In February 1945, he once again assumed the position of principal of the State High School and Gymnasium in Zakopane, a position he held until the end of August 1948. At the beginning of September 1948, he was appointed principal of the Bartłomiej Nowodworski High School in Kraków ("Nowodworek"). He held this position continuously until his retirement at the beginning of September 1971. At "Nowodworek", he taught history and Polish studies. He developed a tutorial for students entitled How to Learn?. He led a history club for the senior students.

In the opinion of Jerzy Vetulani, ( frequency cited pharmacologist) after the World War II, Bartłomiej Nowodworski High School had “a fantastic teaching staff that really shaped people”, which was to be high school's “great strength” and a “great merit” of its principal, Henryk Sędziwy.

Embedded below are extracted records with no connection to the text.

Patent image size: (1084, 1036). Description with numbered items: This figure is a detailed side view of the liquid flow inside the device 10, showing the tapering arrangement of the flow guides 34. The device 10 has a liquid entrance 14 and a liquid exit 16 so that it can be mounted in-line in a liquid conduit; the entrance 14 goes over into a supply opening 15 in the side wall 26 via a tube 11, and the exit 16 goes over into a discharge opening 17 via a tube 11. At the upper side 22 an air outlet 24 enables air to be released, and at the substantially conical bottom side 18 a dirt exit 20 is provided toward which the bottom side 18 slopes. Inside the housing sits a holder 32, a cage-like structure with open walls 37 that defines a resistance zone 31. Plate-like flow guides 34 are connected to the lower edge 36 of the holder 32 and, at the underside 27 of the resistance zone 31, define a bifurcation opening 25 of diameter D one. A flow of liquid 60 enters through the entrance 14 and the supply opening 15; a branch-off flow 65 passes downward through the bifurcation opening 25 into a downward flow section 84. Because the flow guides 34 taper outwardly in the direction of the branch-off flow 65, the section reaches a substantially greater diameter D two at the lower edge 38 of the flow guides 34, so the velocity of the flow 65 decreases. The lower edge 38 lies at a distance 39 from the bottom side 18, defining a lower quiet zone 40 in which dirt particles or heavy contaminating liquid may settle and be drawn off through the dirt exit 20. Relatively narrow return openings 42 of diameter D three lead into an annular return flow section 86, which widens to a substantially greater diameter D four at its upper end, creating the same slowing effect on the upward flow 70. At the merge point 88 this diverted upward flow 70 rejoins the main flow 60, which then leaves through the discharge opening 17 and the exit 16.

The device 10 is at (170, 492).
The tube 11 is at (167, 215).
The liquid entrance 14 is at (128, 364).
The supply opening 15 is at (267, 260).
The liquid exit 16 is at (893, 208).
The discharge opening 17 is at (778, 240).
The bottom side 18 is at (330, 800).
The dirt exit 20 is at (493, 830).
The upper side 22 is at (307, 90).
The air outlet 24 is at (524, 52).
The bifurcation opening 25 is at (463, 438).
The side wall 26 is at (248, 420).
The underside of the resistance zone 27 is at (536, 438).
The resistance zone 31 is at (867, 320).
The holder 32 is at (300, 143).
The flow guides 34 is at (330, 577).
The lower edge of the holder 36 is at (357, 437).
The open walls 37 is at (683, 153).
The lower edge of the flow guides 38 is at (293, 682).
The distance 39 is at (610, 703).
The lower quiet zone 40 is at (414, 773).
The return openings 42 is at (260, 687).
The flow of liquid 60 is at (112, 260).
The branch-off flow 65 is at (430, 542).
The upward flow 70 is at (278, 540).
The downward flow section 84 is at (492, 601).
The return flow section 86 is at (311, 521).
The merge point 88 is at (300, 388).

Henryk Sędziwy was the author of history textbooks; his textbook for the 11th grade of primary school was mandatory in the 1960s. He died on January 5, 1999. He was buried at the Rakowicki Cemetery in Kraków.

== Books ==
- "Historia dla klasy VII" (1959)
- "Historia dla klasy XI cz. 2. Od końca I wojny światowej do konferencji w Poczdamie" (1962)
- "Organizacja pracy w szkole: poradnik kierowników i dyrektorów szkół" (1967) Co-author: Włodzimierz Gałecki.

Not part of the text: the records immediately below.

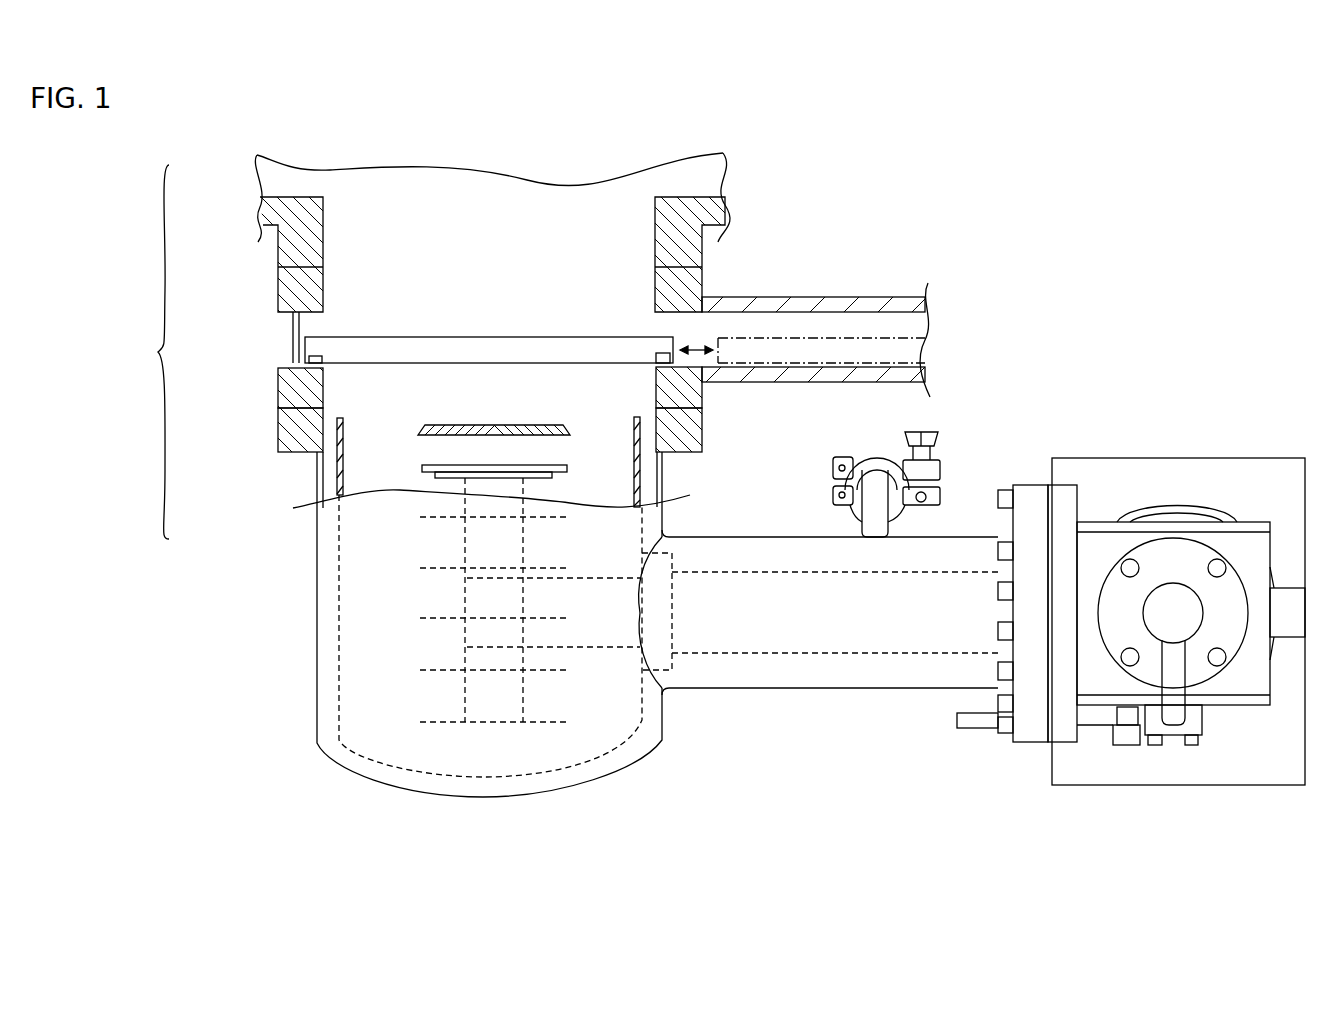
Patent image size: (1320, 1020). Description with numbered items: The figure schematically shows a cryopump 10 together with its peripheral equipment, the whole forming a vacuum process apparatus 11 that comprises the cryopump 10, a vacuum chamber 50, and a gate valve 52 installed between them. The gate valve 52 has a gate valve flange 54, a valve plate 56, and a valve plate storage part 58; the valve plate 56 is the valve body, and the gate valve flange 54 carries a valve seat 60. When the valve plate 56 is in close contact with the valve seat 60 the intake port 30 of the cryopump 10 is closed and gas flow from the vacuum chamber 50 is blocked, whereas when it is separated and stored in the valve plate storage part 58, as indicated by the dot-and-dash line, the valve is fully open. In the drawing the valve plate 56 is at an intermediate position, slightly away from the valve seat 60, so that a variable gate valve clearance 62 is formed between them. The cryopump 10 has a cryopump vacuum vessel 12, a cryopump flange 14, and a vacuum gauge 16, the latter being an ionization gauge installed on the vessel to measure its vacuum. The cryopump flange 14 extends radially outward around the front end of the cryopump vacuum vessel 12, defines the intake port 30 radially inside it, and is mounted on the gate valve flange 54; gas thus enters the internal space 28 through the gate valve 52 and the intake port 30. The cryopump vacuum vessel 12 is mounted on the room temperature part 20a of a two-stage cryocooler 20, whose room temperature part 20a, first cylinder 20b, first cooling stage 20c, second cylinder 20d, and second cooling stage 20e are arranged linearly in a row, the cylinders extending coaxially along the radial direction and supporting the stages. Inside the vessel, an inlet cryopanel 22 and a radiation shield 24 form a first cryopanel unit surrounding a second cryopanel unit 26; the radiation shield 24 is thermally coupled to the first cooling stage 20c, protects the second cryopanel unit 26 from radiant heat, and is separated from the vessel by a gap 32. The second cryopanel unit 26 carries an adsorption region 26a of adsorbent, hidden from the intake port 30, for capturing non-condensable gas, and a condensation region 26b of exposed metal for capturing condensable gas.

The cryopump 10 is at (284, 535).
The vacuum process apparatus 11 is at (147, 352).
The cryopump vacuum vessel 12 is at (612, 780).
The cryopump flange 14 is at (293, 425).
The vacuum gauge 16 is at (946, 431).
The cryocooler 20 is at (1131, 606).
The room temperature part 20a is at (1160, 785).
The first cylinder 20b is at (848, 653).
The first cooling stage 20c is at (673, 660).
The second cylinder 20d is at (613, 648).
The second cooling stage 20e is at (493, 648).
The inlet cryopanel 22 is at (572, 430).
The radiation shield 24 is at (567, 470).
The second cryopanel unit 26 is at (411, 623).
The adsorption region 26a is at (540, 493).
The condensation region 26b is at (545, 477).
The internal space 28 is at (388, 472).
The intake port 30 is at (503, 397).
The gap 32 is at (333, 470).
The vacuum chamber 50 is at (293, 207).
The gate valve 52 is at (272, 297).
The gate valve flange 54 is at (293, 390).
The valve plate 56 is at (485, 338).
The valve plate storage part 58 is at (848, 302).
The valve seat 60 is at (296, 356).
The gate valve clearance 62 is at (338, 360).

- "Historia 1917–1945" (1967)
- "Krótki zarys dziejów Polski 1870–1964, część trzecia" (1969) Co-author: Ryszard Pietrzykowski.
- "Pedagogiczne kierowanie szkołą ogólnokształcącą" (1976)

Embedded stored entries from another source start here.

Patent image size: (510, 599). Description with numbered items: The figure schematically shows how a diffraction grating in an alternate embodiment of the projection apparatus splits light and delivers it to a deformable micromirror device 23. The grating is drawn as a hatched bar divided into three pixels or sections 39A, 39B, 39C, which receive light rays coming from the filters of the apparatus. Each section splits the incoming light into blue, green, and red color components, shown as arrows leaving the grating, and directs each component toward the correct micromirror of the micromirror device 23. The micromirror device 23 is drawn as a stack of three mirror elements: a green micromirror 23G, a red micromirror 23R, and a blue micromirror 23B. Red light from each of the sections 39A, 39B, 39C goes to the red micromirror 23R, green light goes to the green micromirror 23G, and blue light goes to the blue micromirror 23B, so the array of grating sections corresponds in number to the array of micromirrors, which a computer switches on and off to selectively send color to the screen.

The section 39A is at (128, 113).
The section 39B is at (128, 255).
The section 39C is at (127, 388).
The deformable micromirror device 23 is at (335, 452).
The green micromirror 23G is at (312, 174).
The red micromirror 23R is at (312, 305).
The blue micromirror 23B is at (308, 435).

- "Historia szkół nowodworskich w latach 1945–1988" (1988) Co-author: Józef Bąk.

== Awards ==
- Gold Cross of Merit (1957),
- Odznaka 1000-lecia Państwa Polskiego (1962),
- Knight's Cross of Polonia Restituta (1963),
- Medal 20-lecia PRL (1964),
- Medal of the Commission of National Education (1973),
- ZNP Badge for clandestine teaching (1985),
- ZNP Gold Badge (1986),
- Zasłużony dla Ziemi Krakowskiej (Meritorious for the Kraków Region; 1986),
- Officer's Cross of Polonia Restituta (1986).